Обстановка комнаты – нет, скорее небольшого зала – не отличалась какими-то особыми изысками. Они выглядели просто, совсем неброско, но вся обстановка и все вещи как бы говорили – даже кричали – что здесь собрана благородная старина, которая неоднократно пережила многих владельцев этого помещения.
Высокий господин, наконец, словно очнувшись, поднял седую голову и тихо спросил у собеседника:
– Что-то ты не очень радостный, друг Альдо?
– Знаешь, Миженски, любой финал – даже промежуточный – выматывает.
– Я бы не стал даже отдалённо называть то, что мы сделали, финалом, это...
Пожилой мужчина, несколько полноватый, но с острым взглядом, выдающим недюжинный ум, перебил собеседника фразой:
– Я понимаю, не трать слова, мы и НАША страна – только в начале пути. И я понимаю, что предстоит сделать. Вернее, сколько.
В маленьком зале вновь повисла пауза, но не тягостная – была в ней глубокая осознанность громадной ответственности за происходящее.
Полный мужчина, как бы раздумывая вслух, произнёс:
– Мы объединяем... Чёрт! Уже объединили наши государства. Но объединили ли мы души и сердца людей наших стран?
Миженски достаточно резко ответил:
– А не думаешь ли ты, друг Альдо, что это произойдёт сразу после подписания нашего договора? Прямо сейчас, как только мы выйдем из этой комнаты? Простому народу – я уверен! – это пойдёт только на пользу, и результат мы увидим скоро – завтра, послезавтра. Рабочие места, отмена оплаты за обучение, за образование. Да твои учёные, стоило узнать, к каким сокровищницам знаний они теперь будут иметь доступ, чуть ли не завизжали от восторга. Но я, предлагая и добиваясь этого объединения, никогда не думал, что будет легко. Никуда не делись и твои, и мои олигархи, преступные группировки, обычные бандиты. Да просто дураки, и желающие пожить за чужой счёт. Но я уверен, что все эти трудности обязательно преодолимы, тем более что наши народы говорят на одном языке, ведь предки у нас – общие.

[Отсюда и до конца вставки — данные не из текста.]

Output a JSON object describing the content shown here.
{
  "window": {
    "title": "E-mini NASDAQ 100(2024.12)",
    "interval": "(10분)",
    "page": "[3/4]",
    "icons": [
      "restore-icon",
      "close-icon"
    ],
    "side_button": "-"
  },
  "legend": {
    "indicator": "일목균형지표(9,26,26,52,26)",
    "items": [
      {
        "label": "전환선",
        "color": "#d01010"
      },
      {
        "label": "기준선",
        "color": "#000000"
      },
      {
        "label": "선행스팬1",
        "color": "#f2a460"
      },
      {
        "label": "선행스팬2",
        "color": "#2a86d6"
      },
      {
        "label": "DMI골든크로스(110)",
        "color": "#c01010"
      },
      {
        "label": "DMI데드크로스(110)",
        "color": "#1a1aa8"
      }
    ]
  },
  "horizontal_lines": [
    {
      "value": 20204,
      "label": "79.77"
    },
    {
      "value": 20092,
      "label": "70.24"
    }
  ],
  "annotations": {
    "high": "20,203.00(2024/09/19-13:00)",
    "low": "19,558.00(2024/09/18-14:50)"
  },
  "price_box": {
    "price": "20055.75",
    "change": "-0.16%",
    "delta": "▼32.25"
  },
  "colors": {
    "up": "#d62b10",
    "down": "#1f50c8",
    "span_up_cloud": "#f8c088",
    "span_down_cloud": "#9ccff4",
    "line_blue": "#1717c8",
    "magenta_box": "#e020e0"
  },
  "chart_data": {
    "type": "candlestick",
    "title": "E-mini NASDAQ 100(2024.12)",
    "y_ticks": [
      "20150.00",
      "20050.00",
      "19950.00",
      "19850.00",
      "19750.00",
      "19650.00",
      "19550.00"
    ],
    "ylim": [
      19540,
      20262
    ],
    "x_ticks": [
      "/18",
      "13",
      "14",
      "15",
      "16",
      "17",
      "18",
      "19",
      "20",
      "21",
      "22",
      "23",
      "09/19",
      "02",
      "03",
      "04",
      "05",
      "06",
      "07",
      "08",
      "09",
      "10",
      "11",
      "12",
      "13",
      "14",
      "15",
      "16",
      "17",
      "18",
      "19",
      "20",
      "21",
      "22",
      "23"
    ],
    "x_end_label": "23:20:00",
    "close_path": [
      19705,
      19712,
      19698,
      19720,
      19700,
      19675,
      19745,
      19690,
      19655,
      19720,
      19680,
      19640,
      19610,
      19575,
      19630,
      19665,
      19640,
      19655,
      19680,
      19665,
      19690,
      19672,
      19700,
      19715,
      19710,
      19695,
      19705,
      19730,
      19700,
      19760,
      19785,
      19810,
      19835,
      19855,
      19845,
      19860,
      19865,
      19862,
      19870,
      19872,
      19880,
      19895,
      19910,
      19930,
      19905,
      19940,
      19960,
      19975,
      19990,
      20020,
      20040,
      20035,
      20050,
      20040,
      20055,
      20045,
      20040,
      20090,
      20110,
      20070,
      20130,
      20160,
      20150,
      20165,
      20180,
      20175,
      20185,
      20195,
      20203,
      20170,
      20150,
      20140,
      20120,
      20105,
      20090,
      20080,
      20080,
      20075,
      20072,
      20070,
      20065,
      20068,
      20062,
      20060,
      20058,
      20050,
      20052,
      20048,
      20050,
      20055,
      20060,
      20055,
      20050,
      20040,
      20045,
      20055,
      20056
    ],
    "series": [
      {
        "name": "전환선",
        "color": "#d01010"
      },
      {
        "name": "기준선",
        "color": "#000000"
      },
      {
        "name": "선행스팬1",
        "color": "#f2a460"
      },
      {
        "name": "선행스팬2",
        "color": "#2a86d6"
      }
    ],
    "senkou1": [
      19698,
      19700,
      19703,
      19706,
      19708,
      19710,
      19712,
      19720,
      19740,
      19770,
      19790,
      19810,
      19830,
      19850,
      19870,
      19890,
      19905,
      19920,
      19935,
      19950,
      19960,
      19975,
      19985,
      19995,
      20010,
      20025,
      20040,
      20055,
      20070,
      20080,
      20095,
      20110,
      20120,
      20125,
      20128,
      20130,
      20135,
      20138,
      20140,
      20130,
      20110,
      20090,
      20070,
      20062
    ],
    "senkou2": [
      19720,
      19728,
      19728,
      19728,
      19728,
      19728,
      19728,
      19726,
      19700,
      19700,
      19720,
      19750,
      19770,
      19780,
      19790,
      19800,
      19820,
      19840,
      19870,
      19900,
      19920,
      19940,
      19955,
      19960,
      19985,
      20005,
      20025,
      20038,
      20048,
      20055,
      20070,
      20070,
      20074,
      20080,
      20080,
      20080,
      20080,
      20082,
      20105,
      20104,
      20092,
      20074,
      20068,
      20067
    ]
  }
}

Пока ещё верховный правитель единственной префекты на спутнике – Дальтарии – но уже через несколько минут премьер-министр новой префекты Альдосток – господин Альдо тут же добавил:
– Язык, в общем-то, один, а диалектов сколько? Ты уже лет двадцать как создал на Дальте единое государство, а своеобразие-то в языках осталось? Чего только стоят фамилии и имена некоторых народностей: Лаз Гопнеры, Дары Ма Турэи, Фейники, Панквойи. Держатся люди за свои корни! Не думаю, что и на Дальтаре будет по-другому.
Миженски только улыбнулся в ответ на эти слова.
– Если бы только это было проблемой. Да и пусть держатся за свои национальные традиции, лишь бы считали себя гражданами Великой страны Префектории. А я сделаю всё, чтобы это состоялось. Думаю, что и ты, Альдо, приложишь к этому все свои силы. Мы же с тобой выстрадали это объединение не для себя лично – чего нам в жизни не хватало?! – а для того, чтобы все народы всех стран, населяющие наш мир, имели шанс на лучшее будущее.
– Так что, мой уважаемый господин Миженски? – спросил Альдо, хитро прищурившись. – Слава Префектории?
– Стоит ли сейчас говорить лозунгами? Оставим их для наших граждан, да и только, когда они сами с чистой совестью и великим желанием пожелают их произносить.
– Согласен, – утвердил Альдо. – Меня ещё вот что волнует... Достаточно ли мы проработали вопрос с вооружёнными силами, которые остаются в подчинении премьер-министров префект? Не выйдет ли это боком? А вдруг – восстание? А вдруг – сговорятся? А вдруг...
– Ну, мой дорогой Альдо, эти силы достаточно незначительны по сравнению с армией центральной префекты, – перебил его глава Префектории. – Можно было, конечно, переименовать их в какие-нибудь полицейские силы – какими они, по сути, и являются – но есть определённые традиции, которые не хотелось бы нарушать. Да и любят взрослые мужчины «поиграться с оружием». Для премьер-министров префект факт существования хоть крошечной, но собственной армии – это же бальзам на душу. К тому же, слишком много перемен сразу – не лучший вариант погасить недовольство тех немногих, которые не приняли наше объединение! А сговориться между собой... Нет, сейчас это – не реально, а потом... Кто знает, что будет после нас? Я могу только надеяться, что пришедшие нам на смену поколения будут не глупее нас. В будущем, когда все сгладится, когда Префектория породнится, когда придет чувство единства, от оружия откажутся. Надеюсь.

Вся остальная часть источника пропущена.